Results and next steps
At a median follow-up of 17.9 months (0.3-50.5), each of the 42 patients who received dostarlimab and underwent subsequent evaluation had a complete clinical response to therapy.
“The majority of patients achieve a [complete clinical response] right at 6 months, but we do have a handful who have a [complete clinical response] at the 3-month evaluation, but they continue dostarlimab for the full 6 months of therapy,” Cercek said during her presentation. “There is an 8-week window of observation after completion of dostarlimab, and another handful of patients that achieve that clinical complete response at the end of that evaluation.”
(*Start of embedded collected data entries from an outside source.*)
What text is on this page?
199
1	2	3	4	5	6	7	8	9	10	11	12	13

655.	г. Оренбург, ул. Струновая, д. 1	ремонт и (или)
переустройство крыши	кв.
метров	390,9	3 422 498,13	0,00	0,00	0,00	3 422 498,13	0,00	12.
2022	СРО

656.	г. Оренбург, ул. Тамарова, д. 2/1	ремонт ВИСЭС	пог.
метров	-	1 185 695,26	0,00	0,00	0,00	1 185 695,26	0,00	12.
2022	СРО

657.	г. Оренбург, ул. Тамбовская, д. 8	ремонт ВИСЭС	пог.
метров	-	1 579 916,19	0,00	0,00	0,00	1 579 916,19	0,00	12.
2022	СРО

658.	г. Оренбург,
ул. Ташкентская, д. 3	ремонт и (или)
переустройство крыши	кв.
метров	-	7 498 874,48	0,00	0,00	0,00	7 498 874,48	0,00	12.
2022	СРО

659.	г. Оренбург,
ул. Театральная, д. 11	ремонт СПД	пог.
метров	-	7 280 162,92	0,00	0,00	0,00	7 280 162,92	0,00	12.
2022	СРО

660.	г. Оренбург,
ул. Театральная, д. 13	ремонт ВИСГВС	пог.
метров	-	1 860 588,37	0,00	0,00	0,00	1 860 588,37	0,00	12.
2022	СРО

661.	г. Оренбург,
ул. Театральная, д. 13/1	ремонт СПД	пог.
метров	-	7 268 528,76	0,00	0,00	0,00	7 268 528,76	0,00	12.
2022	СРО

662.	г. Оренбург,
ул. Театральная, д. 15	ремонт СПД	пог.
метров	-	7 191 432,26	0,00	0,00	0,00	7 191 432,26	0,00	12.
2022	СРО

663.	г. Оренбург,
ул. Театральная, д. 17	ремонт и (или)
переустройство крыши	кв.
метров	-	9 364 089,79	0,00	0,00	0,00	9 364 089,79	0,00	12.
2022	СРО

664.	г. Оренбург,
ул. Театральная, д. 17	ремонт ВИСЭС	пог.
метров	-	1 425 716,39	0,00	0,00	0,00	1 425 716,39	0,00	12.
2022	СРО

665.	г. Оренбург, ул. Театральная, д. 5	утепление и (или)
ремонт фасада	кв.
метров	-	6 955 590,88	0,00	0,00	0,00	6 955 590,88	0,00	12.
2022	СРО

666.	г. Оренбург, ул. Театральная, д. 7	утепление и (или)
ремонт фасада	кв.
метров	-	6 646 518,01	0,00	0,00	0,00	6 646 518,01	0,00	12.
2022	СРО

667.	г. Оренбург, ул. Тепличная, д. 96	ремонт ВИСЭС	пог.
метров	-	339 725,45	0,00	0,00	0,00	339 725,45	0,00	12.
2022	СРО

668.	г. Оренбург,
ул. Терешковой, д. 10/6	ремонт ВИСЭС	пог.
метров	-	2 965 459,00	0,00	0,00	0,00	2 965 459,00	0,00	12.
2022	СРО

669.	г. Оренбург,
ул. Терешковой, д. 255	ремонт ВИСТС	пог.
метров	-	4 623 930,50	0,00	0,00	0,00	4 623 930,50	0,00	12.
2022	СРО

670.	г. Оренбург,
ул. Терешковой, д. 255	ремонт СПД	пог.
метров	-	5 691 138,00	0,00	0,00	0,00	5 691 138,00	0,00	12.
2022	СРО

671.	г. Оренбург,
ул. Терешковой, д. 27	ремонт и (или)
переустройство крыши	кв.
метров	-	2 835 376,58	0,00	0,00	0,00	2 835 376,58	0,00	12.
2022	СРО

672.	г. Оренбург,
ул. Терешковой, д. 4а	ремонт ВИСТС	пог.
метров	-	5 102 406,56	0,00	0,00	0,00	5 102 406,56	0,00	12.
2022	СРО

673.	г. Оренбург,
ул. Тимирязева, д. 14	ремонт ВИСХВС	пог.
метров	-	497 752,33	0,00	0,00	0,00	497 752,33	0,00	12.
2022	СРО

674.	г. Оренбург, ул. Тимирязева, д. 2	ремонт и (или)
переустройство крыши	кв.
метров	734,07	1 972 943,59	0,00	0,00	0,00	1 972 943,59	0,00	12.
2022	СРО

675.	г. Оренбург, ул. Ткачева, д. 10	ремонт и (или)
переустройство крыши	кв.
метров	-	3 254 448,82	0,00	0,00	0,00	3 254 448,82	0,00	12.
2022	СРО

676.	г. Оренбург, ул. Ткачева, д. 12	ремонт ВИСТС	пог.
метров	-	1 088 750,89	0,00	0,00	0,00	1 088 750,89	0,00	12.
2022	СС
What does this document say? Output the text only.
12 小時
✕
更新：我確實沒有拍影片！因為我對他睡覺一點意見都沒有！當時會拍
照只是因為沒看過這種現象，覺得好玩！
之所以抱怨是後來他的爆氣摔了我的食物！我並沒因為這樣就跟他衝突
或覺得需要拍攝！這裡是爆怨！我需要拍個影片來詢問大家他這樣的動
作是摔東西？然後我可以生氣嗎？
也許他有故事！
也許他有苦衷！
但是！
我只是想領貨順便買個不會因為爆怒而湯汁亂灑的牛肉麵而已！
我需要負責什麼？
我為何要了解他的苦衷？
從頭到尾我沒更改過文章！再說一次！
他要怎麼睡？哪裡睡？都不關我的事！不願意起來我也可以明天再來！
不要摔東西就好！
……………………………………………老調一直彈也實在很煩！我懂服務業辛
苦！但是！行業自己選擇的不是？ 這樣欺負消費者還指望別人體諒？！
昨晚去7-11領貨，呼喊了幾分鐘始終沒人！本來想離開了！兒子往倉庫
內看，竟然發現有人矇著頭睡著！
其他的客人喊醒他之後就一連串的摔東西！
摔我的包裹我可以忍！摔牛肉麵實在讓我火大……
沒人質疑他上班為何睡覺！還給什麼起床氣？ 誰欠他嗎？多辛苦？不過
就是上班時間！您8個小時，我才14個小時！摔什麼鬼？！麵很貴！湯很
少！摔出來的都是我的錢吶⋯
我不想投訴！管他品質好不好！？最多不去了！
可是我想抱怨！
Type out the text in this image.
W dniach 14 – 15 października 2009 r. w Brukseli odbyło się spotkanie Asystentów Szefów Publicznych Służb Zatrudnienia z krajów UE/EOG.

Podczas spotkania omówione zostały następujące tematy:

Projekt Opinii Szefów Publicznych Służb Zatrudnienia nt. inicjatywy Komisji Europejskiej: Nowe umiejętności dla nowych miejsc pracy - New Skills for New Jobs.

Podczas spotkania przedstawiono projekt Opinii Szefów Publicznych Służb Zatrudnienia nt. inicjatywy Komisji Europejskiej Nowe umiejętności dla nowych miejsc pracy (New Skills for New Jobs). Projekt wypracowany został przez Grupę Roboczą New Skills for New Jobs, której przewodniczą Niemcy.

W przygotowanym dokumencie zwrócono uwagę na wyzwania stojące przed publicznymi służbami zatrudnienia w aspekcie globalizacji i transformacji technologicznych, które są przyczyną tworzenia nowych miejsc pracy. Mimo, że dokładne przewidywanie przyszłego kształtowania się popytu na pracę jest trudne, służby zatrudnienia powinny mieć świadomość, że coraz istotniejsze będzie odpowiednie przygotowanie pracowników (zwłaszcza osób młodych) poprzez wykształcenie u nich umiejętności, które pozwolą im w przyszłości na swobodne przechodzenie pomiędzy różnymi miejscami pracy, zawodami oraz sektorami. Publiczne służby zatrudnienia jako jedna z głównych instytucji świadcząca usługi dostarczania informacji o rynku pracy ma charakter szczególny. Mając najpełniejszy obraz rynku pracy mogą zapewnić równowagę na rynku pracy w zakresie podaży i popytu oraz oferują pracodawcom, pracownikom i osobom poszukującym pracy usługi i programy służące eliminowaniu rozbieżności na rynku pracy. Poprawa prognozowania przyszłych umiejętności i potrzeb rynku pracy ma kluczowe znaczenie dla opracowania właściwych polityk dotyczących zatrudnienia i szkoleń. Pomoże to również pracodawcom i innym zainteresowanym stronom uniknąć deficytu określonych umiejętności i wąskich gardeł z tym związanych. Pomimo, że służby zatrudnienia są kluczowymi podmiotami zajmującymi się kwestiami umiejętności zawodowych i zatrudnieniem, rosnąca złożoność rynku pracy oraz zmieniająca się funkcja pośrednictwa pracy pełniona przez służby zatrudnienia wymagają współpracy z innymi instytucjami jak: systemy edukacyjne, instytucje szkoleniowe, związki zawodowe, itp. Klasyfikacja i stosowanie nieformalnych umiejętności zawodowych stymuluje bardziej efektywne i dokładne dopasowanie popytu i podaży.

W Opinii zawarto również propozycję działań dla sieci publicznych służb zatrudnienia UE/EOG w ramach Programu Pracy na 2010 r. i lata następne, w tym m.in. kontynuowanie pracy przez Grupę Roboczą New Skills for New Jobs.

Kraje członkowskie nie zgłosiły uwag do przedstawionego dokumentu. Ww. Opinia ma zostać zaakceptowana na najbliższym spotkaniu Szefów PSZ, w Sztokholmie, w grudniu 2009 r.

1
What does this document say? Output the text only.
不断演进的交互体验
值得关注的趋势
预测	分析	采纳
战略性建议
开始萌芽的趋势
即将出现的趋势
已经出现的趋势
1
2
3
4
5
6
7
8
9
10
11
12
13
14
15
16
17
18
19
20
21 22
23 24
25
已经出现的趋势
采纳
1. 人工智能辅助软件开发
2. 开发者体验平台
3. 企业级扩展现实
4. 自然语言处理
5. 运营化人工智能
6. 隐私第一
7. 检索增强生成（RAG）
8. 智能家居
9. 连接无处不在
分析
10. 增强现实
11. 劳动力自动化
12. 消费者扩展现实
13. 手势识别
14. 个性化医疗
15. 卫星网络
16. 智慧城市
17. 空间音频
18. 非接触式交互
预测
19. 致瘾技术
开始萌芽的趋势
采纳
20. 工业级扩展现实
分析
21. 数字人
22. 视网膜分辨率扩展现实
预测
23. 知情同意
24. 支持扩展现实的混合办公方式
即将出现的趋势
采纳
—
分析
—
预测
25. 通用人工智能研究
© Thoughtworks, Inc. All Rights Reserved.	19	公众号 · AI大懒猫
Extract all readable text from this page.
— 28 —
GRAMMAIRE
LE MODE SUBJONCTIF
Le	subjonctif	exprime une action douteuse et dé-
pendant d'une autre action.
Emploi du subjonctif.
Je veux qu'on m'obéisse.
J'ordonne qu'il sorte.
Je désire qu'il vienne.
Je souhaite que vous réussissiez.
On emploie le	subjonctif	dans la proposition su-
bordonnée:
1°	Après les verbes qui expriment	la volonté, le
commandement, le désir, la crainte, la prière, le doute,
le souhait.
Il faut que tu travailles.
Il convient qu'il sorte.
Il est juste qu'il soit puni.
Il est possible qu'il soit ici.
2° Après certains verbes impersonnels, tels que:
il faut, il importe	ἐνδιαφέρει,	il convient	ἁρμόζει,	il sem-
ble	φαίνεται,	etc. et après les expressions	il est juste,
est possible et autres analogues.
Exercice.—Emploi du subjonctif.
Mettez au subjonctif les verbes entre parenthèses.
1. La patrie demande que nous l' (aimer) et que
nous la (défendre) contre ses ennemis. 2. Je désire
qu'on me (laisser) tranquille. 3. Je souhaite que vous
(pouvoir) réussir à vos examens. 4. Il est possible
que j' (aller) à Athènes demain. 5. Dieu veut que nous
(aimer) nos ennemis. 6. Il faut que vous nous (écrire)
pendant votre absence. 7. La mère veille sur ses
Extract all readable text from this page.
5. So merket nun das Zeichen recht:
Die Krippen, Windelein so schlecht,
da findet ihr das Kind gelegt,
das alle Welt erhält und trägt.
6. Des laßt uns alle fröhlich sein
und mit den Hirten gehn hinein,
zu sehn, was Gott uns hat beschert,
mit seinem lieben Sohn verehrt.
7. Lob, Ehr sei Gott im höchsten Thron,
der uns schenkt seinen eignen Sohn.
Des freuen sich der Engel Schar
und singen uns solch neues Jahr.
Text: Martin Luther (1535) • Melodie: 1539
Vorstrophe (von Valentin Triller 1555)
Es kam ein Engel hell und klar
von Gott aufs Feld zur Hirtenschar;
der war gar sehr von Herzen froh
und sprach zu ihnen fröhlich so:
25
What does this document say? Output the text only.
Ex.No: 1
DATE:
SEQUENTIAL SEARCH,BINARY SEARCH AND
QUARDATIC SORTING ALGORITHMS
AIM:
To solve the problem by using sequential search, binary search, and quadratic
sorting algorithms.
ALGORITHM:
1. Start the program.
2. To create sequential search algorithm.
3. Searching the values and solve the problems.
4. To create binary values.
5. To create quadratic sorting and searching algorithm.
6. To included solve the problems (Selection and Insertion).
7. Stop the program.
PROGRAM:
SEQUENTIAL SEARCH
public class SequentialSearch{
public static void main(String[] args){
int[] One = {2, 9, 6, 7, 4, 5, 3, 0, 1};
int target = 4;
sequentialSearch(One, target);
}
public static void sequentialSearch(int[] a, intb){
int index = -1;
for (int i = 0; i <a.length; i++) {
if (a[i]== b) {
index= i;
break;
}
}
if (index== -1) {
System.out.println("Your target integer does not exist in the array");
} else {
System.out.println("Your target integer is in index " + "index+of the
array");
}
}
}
Additionally, at a median follow-up of 26.3 months, 24 patients have achieved a sustained complete clinical response lasting at least 1 year.
“We have not seen any local regrowths in these patients,” Cercek said.
Researchers evaluated complete clinical responses in a multitude of ways, including rectal MRI, endoscopy, biopsies, circulating tumor DNA (ctDNA) and PET-CT.
Rectal MRIs and endoscopy both showed a complete clinical response in a median of just over 6 months, but ctDNA had a median of 1.38 months (95% CI, 1.38-2.76).
No patients experienced grade 3 or worse treatment-related adverse events. The most common adverse events included rash/dermatitis (21%), pruritus (13%), fatigue (11%) and hypothyroidism (11%).
Cercek said future research should investigate this immunotherapy approach in all rectal cancers.
“Mismatch repair-deficient rectal cancer treatment with dostarlimab alone leads to unprecedented durable complete responses, without the need for rectal surgery,” Cercek told Healio. “There is an ongoing global confirmatory study, AZUR1, which has the exact same design, and will change the standard of care worldwide.”